Recap: Yonah is chased by Jed’s gang and ends up telling an FBI agent about their chasing after him the night his friends were arrested. It turns out they were murdered by the KKK.

 It was Monday and the dry cleaner’s door was propped open. Sweat poured down my back as I pressed the shirts. Joseph marched into the front door. “Where’s Ben?”

I shrugged. Ben was always prompt. “I’m sure he’ll be here soon.”

The day wore on with the relentless heat, but no sign of Ben.

I was getting ready to leave when Mrs. Chaney appeared at the doorway.

I stepped outside. She asked, “Ya know where Ben is?”

“He didn’t come to work.”

Her face was pinched with fear. “He didn’t come home last night. I’m so worried. I can’t lose another son. Please, Yonah, help me find him. Where would he go?”

I knew right away where I thought he might go. “Maybe to the Freedom School.”

“I have to go to work tonight. Can you go see if he’s there? Please. Call me if he’s not. Then I will contact the police, but I don’t want to have to do that yet.”

I knew how upset Ben was. I hoped he was all right. “Hashem, please help me find Ben. Help me comfort him.”

I hopped on my bike. I biked over to the gas station. Henry was outside, fixing a side view mirror on a station wagon.

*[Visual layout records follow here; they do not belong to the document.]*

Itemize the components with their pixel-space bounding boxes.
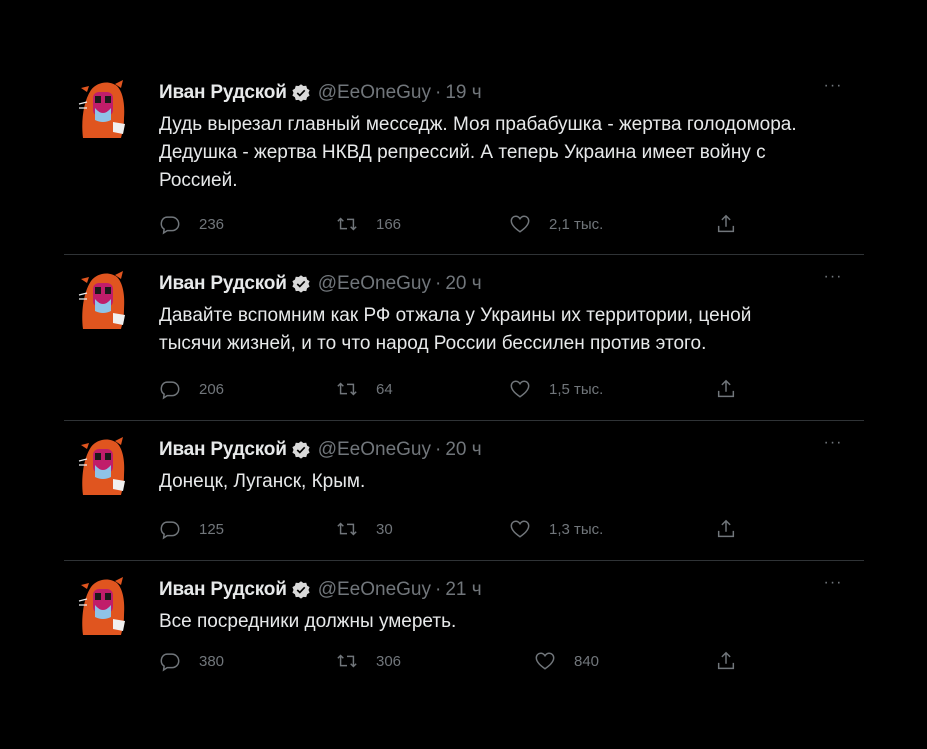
like-count: 1,5 тыс. [549, 380, 604, 398]
tweet-header: Иван Рудской @EeOneGuy · 19 ч [159, 81, 856, 105]
author-handle[interactable]: @EeOneGuy [318, 579, 431, 601]
retweet-button[interactable]: 64 [336, 377, 393, 401]
separator-dot: · [435, 439, 442, 460]
more-icon[interactable]: ··· [822, 269, 844, 290]
tweet-time[interactable]: 20 ч [445, 273, 481, 295]
tweet-header: Иван Рудской @EeOneGuy · 20 ч [159, 272, 856, 296]
tweet[interactable]: Иван Рудской @EeOneGuy · 20 ч ··· Донецк… [64, 420, 864, 560]
like-button[interactable]: 1,3 тыс. [509, 517, 603, 541]
reply-icon [160, 216, 180, 235]
reply-button[interactable]: 125 [159, 517, 224, 541]
separator-dot: · [435, 82, 442, 103]
tweet-content: Иван Рудской @EeOneGuy · 19 ч ··· Дудь в… [159, 78, 856, 195]
tweet[interactable]: Иван Рудской @EeOneGuy · 20 ч ··· Давайт… [64, 254, 864, 420]
tweet-time[interactable]: 19 ч [445, 82, 481, 104]
author-name[interactable]: Иван Рудской [159, 579, 287, 601]
tweet-actions: 380 306 840 [159, 649, 799, 673]
reply-icon [160, 381, 180, 400]
verified-badge-icon [292, 441, 310, 459]
avatar-image [78, 577, 125, 635]
avatar[interactable] [77, 269, 127, 331]
like-icon [510, 215, 530, 233]
retweet-count: 166 [376, 215, 402, 233]
retweet-count: 64 [376, 380, 393, 398]
tweet-text: Донецк, Луганск, Крым. [159, 471, 366, 492]
reply-count: 206 [199, 380, 225, 398]
tweet-header: Иван Рудской @EeOneGuy · 21 ч [159, 578, 856, 602]
share-icon [717, 651, 735, 670]
author-handle[interactable]: @EeOneGuy [318, 82, 431, 104]
like-button[interactable]: 840 [534, 649, 599, 673]
reply-count: 380 [199, 652, 225, 670]
avatar[interactable] [77, 78, 127, 140]
retweet-icon [337, 217, 357, 231]
tweet-text: Все посредники должны умереть. [159, 611, 457, 632]
like-icon [535, 652, 555, 670]
tweet-content: Иван Рудской @EeOneGuy · 21 ч ··· Все по… [159, 575, 856, 636]
reply-icon [160, 521, 180, 540]
tweet-header: Иван Рудской @EeOneGuy · 20 ч [159, 438, 856, 462]
reply-button[interactable]: 380 [159, 649, 224, 673]
reply-button[interactable]: 236 [159, 212, 224, 236]
author-name[interactable]: Иван Рудской [159, 439, 287, 461]
tweet-feed: Иван Рудской @EeOneGuy · 19 ч ··· Дудь в… [64, 66, 864, 691]
tweet[interactable]: Иван Рудской @EeOneGuy · 21 ч ··· Все по… [64, 560, 864, 691]
reply-count: 236 [199, 215, 225, 233]
author-handle[interactable]: @EeOneGuy [318, 273, 431, 295]
share-button[interactable] [715, 377, 737, 401]
retweet-button[interactable]: 306 [336, 649, 401, 673]
like-icon [510, 380, 530, 398]
author-name[interactable]: Иван Рудской [159, 273, 287, 295]
more-icon[interactable]: ··· [822, 435, 844, 456]
more-icon[interactable]: ··· [822, 78, 844, 99]
share-icon [717, 379, 735, 398]
avatar-image [78, 80, 125, 138]
like-button[interactable]: 1,5 тыс. [509, 377, 603, 401]
reply-count: 125 [199, 520, 225, 538]
share-button[interactable] [715, 212, 737, 236]
avatar[interactable] [77, 575, 127, 637]
tweet[interactable]: Иван Рудской @EeOneGuy · 19 ч ··· Дудь в… [64, 66, 864, 254]
more-icon[interactable]: ··· [822, 575, 844, 596]
retweet-button[interactable]: 30 [336, 517, 393, 541]
share-icon [717, 214, 735, 233]
separator-dot: · [435, 579, 442, 600]
tweet-time[interactable]: 21 ч [445, 579, 481, 601]
avatar-image [78, 271, 125, 329]
reply-icon [160, 653, 180, 672]
retweet-icon [337, 382, 357, 396]
retweet-button[interactable]: 166 [336, 212, 401, 236]
like-count: 840 [574, 652, 600, 670]
author-name[interactable]: Иван Рудской [159, 82, 287, 104]
like-count: 1,3 тыс. [549, 520, 604, 538]
share-icon [717, 519, 735, 538]
retweet-icon [337, 522, 357, 536]
verified-badge-icon [292, 275, 310, 293]
avatar-image [78, 437, 125, 495]
share-button[interactable] [715, 649, 737, 673]
tweet-content: Иван Рудской @EeOneGuy · 20 ч ··· Давайт… [159, 269, 856, 358]
tweet-actions: 236 166 2,1 тыс. [159, 212, 799, 236]
tweet-content: Иван Рудской @EeOneGuy · 20 ч ··· Донецк… [159, 435, 856, 496]
retweet-count: 30 [376, 520, 393, 538]
retweet-icon [337, 654, 357, 668]
avatar[interactable] [77, 435, 127, 497]
like-button[interactable]: 2,1 тыс. [509, 212, 603, 236]
tweet-time[interactable]: 20 ч [445, 439, 481, 461]
separator-dot: · [435, 273, 442, 294]
verified-badge-icon [292, 84, 310, 102]
like-count: 2,1 тыс. [549, 215, 604, 233]
tweet-actions: 206 64 1,5 тыс. [159, 377, 799, 401]
retweet-count: 306 [376, 652, 402, 670]
verified-badge-icon [292, 581, 310, 599]
like-icon [510, 520, 530, 538]
share-button[interactable] [715, 517, 737, 541]
tweet-actions: 125 30 1,3 тыс. [159, 517, 799, 541]
author-handle[interactable]: @EeOneGuy [318, 439, 431, 461]
tweet-text: Дудь вырезал главный месседж. Моя прабаб… [159, 114, 797, 191]
tweet-text: Давайте вспомним как РФ отжала у Украины… [159, 305, 752, 354]
reply-button[interactable]: 206 [159, 377, 224, 401]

“Hey,” I said. “Listen, Ben’s missing. I gotta go look for him. I’m gonna bicycle to the Freedom School.”

“Wait an hour; I could come with ya.”

“Thanks, but I gotta go now.”

Even though I was dripping in sweat, I headed top speed towards the Freedom School. The air was so heavy here. I just kept thinking of how distraught Ben had looked when he heard his brother was killed. What an awful blow for a 12-year-old. He adored his brother.

As I approached the Freedom School, I felt like Mickey or Rita or Gandhi would appear and greet me. And Andy Goodman. I thought of his easy-going manner and how he’d come here this summer to make a difference. Hashem is in charge, I kept telling myself. Everything He does is for the best. We can’t understand why things happen. Hashem, please help me find Ben.

I parked my bike under a tree and headed to the door. It creaked open when I pushed it.

Inside, there were still voters’ forms and readers piled on the desk. No sign of the dog. Rita had taken Gandhi back with her. The air inside was stuffy. I called out, “Ben, you here?”

My voice echoed in the empty room. “Ben?”

I strolled up and down the room, remembering all the times I’d come, and I just felt the presence of Mickey Schwerner, Andy Goodman, and James Chaney in that room.

“Ben, I need to talk to you. I need to. Please, are you here?”

There was no answer. I heard some birds outside. I was about to leave when I thought I heard something like a rustling noise.

Please, Hashem, I can’t go back without him. For a second, I thought of how Yehudah must have felt when he had to face Yaakov Avinu without Binyamin.

I stepped into the back room where Mickey and Rita had slept. My footsteps echoed on the broken tile floor.

I was trying to think where else Ben could be. Where would he go?

I was just turning to leave when I noticed something out of the corner of my eye. There was something under the desk. At first I thought it was a pile of clothing, but then the clothing took on a human shape. There was someone with his knees drawn up to his chest.


Ben stared at me. His eyes were red with crying.

“Why are you here?“

Ben just shook his head. “I can’t. I can’t. I need my brother.”

I put my arm around him and let him sob on my shoulder.

Ben slowly slithered out from under the desk.

He moaned. “I wanted to feel him. I thought I would feel him if I was here,” he said. His voice was choked with sobs.

“I’m so sorry, Ben. It’s so wrong and horrible. James would have wanted you to continue his fight. He would want you to be strong.”

Ben stood up. “I just miss him so much.”

I put my arm on his shoulder. “He loved you. He was a great big brother.”

Ben nodded. “I’m not brave like him.”

“Oh, I think you are, “ I said.

“Come on, let’s head back. You can ride on the back of my bike.”

Ben slid on the back and, though it was much harder peddling, I felt much lighter as we headed back to his house.